Donald Trump during his campaign for the US presidency and since taken office has called on NATO members to contribute their requisite 2 percent of their gross domestic production, or even beyond to 4 percent.

[We all agree that the important thing now is to implement and to deliver and to make good on the promise we made in 2014, which is about stopping the cuts, gradual increase, and then moving towards spending 2 percent of GDP on defence," said Secretary General Jens Stoltenberg.

He highlighted that Latvia, Lithuania and Romania, for example, have comitted to reaching the 2 percent threshold within this or next year.

NATO's role for assistance to Kurdish Peshmerga

Secretary General Jens Stoltenberg directly was asked about additional support for the Peshmerga.

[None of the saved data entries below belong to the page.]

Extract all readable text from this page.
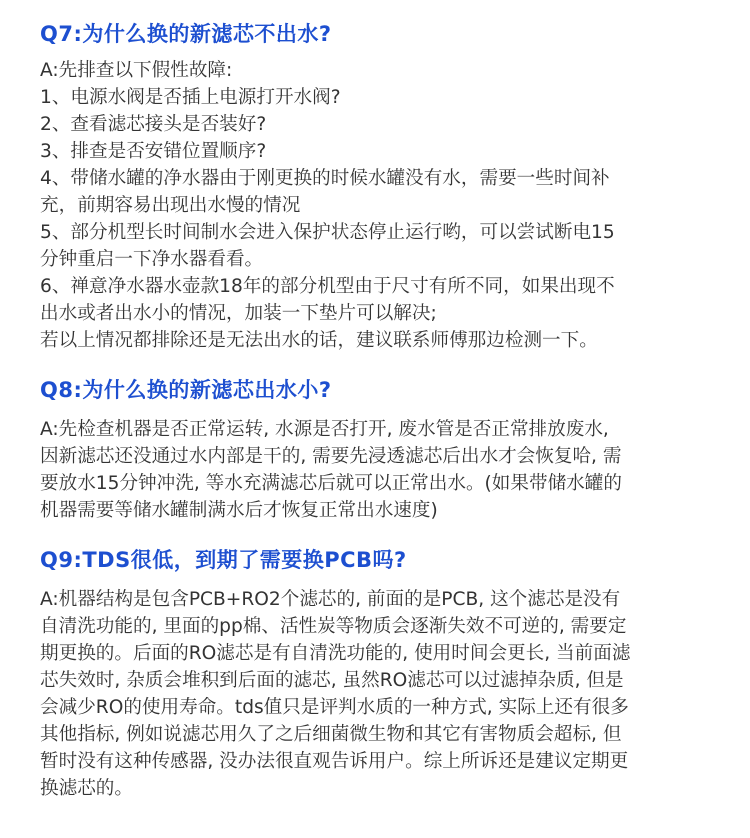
Q7:为什么换的新滤芯不出水?
A:先排查以下假性故障:
1、电源水阀是否插上电源打开水阀?
2、查看滤芯接头是否装好?
3、排查是否安错位置顺序?
4、带储水罐的净水器由于刚更换的时候水罐没有水，需要一些时间补
充，前期容易出现出水慢的情况
5、部分机型长时间制水会进入保护状态停止运行哟，可以尝试断电15
分钟重启一下净水器看看。
6、禅意净水器水壶款18年的部分机型由于尺寸有所不同，如果出现不
出水或者出水小的情况，加装一下垫片可以解决;
若以上情况都排除还是无法出水的话，建议联系师傅那边检测一下。
Q8:为什么换的新滤芯出水小?
A:先检查机器是否正常运转, 水源是否打开, 废水管是否正常排放废水,
因新滤芯还没通过水内部是干的, 需要先浸透滤芯后出水才会恢复哈, 需
要放水15分钟冲洗, 等水充满滤芯后就可以正常出水。(如果带储水罐的
机器需要等储水罐制满水后才恢复正常出水速度)
Q9:TDS很低，到期了需要换PCB吗?
A:机器结构是包含PCB+RO2个滤芯的, 前面的是PCB, 这个滤芯是没有
自清洗功能的, 里面的pp棉、活性炭等物质会逐渐失效不可逆的, 需要定
期更换的。后面的RO滤芯是有自清洗功能的, 使用时间会更长, 当前面滤
芯失效时, 杂质会堆积到后面的滤芯, 虽然RO滤芯可以过滤掉杂质, 但是
会减少RO的使用寿命。tds值只是评判水质的一种方式, 实际上还有很多
其他指标, 例如说滤芯用久了之后细菌微生物和其它有害物质会超标, 但
暂时没有这种传感器, 没办法很直观告诉用户。综上所诉还是建议定期更
换滤芯的。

"Several NATO allies are training, providing support to the Peshmerga and of course NATO being part of the coalition, we will also take part in the deliberations and the coordination of different activities providing support to the Peshmerga," he responded.

"NATO has not so far provided any training for the Peshmerga. What we have done is to be focused on training Iraqi government forces," he added. So it’s too early to say whether that can be an issue.

"The important thing is I think for the Peshmerga, is that several NATO allies, as part of the coalition efforts, which NATO will now become a member of, are providing training support for the Peshmerga."